«Nous avons également approuvé aujourd’hui un régime exceptionnel pour accélérer les processus et décisions, qui n’avait jamais été expérimenté au Portugal. Il s’agit de mesures temporaires et exceptionnelles pour une situation très exceptionnelle», a déclaré le Premier ministre, Luís Montenegro, à S. Bento, Lisbonne.
Comme il l’a précisé, ce régime exceptionnel s’applique aux travaux de réparation et reconstruction urgents dans les régions touchées, lesquels ne nécessitent plus de contrôle administratif préalable.
Montenegro a souligné que l’État va «manifester toute sa confiance» envers les municipalités, les individus et les entreprises, pour faire avancer ce processus. Toutefois, il a averti que ceux qui enfreignent les règles «seront tenus responsables».
Le gouvernement avait décidé que les aides accordées par l’État, dans le cadre des dommages causés par la tempête Kristin, pouvant aller jusqu’à 5.000 euros pour la reconstruction de logements et hébergements temporaires, ne nécessitent pas d’audit et peuvent être demandées avec des photographies.
Selon une résolution du Conseil des ministres publiée au Journal officiel mardi, «jusqu’à 5.000 euros, l’estimation du coût éligible peut être basée sur des photographies présentées par le demandeur, sans nécessiter d’inspection sur place».
Sont ainsi éligibles, pour le logement principal, les dépenses engagées pour financer «les travaux et interventions nécessaires à la réparation, réhabilitation ou reconstruction d’un logement principal endommagé par la tempête ‘Kristin’, situés dans une commune concernée et effectivement utilisés comme résidence principale du ménage», ainsi que les dépenses de relogement temporaire, dûment justifiées par l’impossibilité d’utiliser le logement affecté.
À cet effet, lit-on dans le décret, le «coût éligible est déterminé sur la base d’une estimation élaborée sous la responsabilité de la municipalité et validée par la CCDR [Commission de Coordination et de Développement Régional] compétente territorialement, des référentiels de coûts unitaires par type de travaux pouvant être utilisés».
Selon le gouvernement, la participation publique pour chaque opération est de «100 % des dépenses éligibles restantes après déduction des indemnités d’assurance et autres aides, avec une limite globale de 10.000 euros par logement principal».

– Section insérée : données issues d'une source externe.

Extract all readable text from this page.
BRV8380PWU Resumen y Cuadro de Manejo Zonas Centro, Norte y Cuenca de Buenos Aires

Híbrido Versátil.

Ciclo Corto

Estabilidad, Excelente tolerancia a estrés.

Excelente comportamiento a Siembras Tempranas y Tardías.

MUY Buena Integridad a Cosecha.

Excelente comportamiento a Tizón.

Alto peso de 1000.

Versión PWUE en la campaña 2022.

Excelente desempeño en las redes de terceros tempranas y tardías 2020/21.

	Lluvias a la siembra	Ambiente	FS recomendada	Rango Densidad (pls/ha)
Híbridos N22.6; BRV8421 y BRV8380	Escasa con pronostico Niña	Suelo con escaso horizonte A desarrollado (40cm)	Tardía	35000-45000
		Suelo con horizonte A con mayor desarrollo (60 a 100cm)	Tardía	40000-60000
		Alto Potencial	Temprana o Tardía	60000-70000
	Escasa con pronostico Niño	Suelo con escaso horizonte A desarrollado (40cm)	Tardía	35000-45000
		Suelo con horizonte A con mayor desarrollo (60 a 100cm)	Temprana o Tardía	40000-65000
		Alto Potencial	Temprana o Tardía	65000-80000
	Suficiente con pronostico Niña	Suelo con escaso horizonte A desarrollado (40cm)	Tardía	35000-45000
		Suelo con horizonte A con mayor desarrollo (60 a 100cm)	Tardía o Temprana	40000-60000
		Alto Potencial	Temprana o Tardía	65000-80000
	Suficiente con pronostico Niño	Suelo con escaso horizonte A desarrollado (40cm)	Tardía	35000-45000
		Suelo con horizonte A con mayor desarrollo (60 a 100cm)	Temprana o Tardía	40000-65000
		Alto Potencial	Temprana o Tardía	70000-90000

Des «lignes de crédit pour les coûts non couverts par la subvention publique dans les travaux et interventions nécessaires à la réparation, réhabilitation ou reconstruction d’un logement principal endommagé par la tempête» sont également mises à disposition par l’Instrument Financier pour la Réhabilitation et Revitalisation Urbaine (IFRRU).
Douze personnes sont décédées au Portugal depuis la semaine dernière suite au passage des dépressions Kristin et Leonardo, qui ont également provoqué des centaines de blessés et de déplacés.
La destruction totale ou partielle de maisons, d’entreprises et d’équipements, la chute d’arbres et de structures, la fermeture de routes, d’écoles et de services de transport, ainsi que la coupure d’électricité, d’eau et de communications, sont les principales conséquences matérielles de la tempête.
Les régions Centre, Lisbonne et Vallée du Tage et Alentejo sont les plus touchées.
L’état de calamité va être prolongé sur le continent portugais, pour une semaine supplémentaire, jusqu’au 15 février, en raison de la poursuite du mauvais temps, a annoncé aujourd’hui le Premier ministre.